The Vortex OpenSplice Tuner Tool can be used during all phases of software development. It allows injection of test input-data by creating publishers and writers 'on the fly' as well as validating the responses by creating subscribers and readers for any produced topics. During the test phase, the total system can be monitored by inspection of data (by making 'snapshots' of writer and reader history caches) and behaviour of readers and writers (statistics, like how long data has resided in the reader's cache before it was read) as well as monitoring of the data distribution behaviour (memory-usage, transport-latencies). The Vortex OpenSplice Tuner Tool is differentiated from other vendor's DDS based tooling by its dynamic capabilities to not only connect to any remote Vortex OpenSplice DDS based system at runtime, but also its capabilities to create, discover and (QoS) tune any DDS entities 'on-the-fly'. We don’t have to create our own testing simulator thus saving development time. It also provides facilities to observe entities in a Vortex OpenSplice system and browse over their (mutual) relationships using different views. It doesn’t provide a match graph of DDS entities and QOS mismatch thus hindering integration process.
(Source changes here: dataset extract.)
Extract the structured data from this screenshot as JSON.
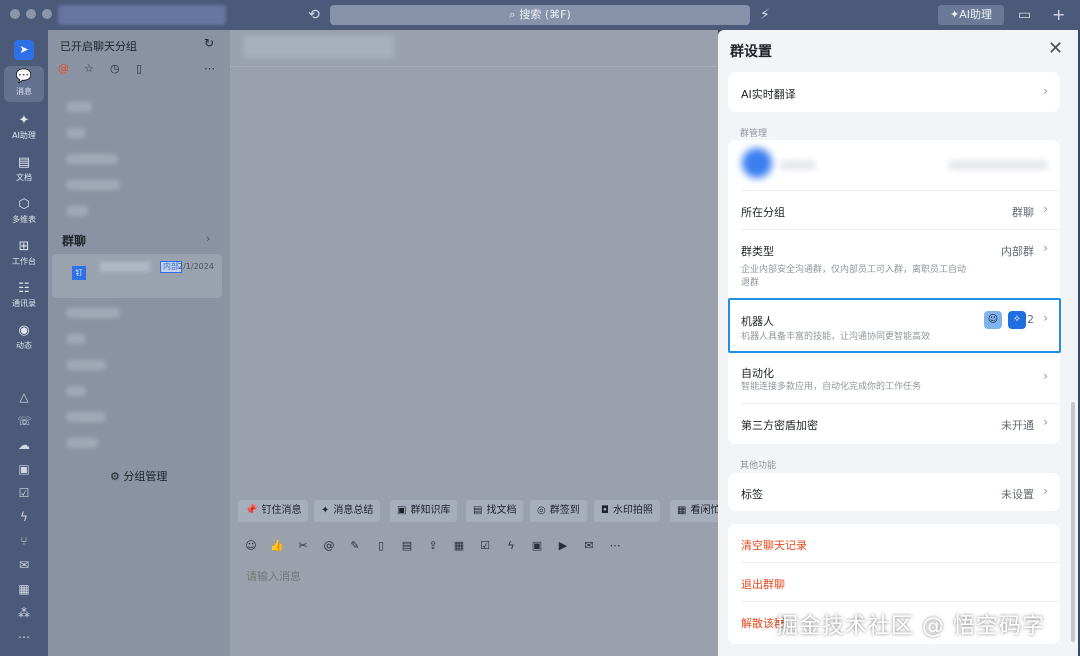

CoreDx DDS spy Tool provides a number of useful features to help system development, integration, and test activities. The CoreDX DDS Spy provides a clear, intuitive display of the current state of all Entities on the DDS Network. The user can easily see all Domain Participants, Topics, DataReader, and DataWriter. This information can be grouped either by Domain Participants, or by Topics. In both cases, matched and mismatched Readers and Writers are clearly visible and colour coded. This information provides a clear visibility into which Readers and Writers on the system are matched, and if they are not matched, the reason for the miss-matches.
Selecting on one of the DDS Entities will populate another area of the CoreDX DDS Spy Window with detailed information about that Entity, including its Quality of Service (QoS) configuration. This detail provides important information into the configuration of each Entity and can help explain communication behaviour in the DDS Network. Another area of the CoreDX DDS Spy Window displays the high-level log of DDS events on the network, including Entity creation, Entity deletion (or expiration), Entity matching, and Entity non-matching. This chronological log helps developers determine when and why data communications occur (or do not occur). Also available, is a Wireshark-like display of every DDS packet that is captured by CoreDX DDS Spy. This can be useful for developers who have a deeper understanding of the RTPS wire protocol to see specific network traffic produced by DDS applications on the network. Only disadvantage is that it does not allows creation of publishers / writers and subscribers / readers on the fly to experiment.
E. DDS in Low Bandwidth Environment
DDS performance in constrained network environments such as Tactical radio links and satellite links is very poor. It takes very long discovery time and gives very low effective throughput because of the chatty discovery protocol, large size protocol header (56 bytes), non-compressed data and non-optimized QOS [13]. To meet the above challenges RTI DDS and Eprosima Fast-RTPS provides a limited bandwidth plugin which reduces the protocol header size, compresses data and greatly improves performance parameters. OpenDDS and CoreDx provides no support and OpenSplice uses ZLIB compression and static discovery for optimizations over low bandwidth networks.
F. Licensing
RTI Connext, OpenSplice and CoreDx DDS are commercial and OpenDDS and Fast RTPS are open Source with limited commercial support on demand. When deciding between open source DDS and a commercial DDS it is important that you completely understand your requirements, and what features and services you need before selecting which DDS implementation to use. The following are some of the key questions to help define your requirements:
1) Is the language and O.S that you want to use supported?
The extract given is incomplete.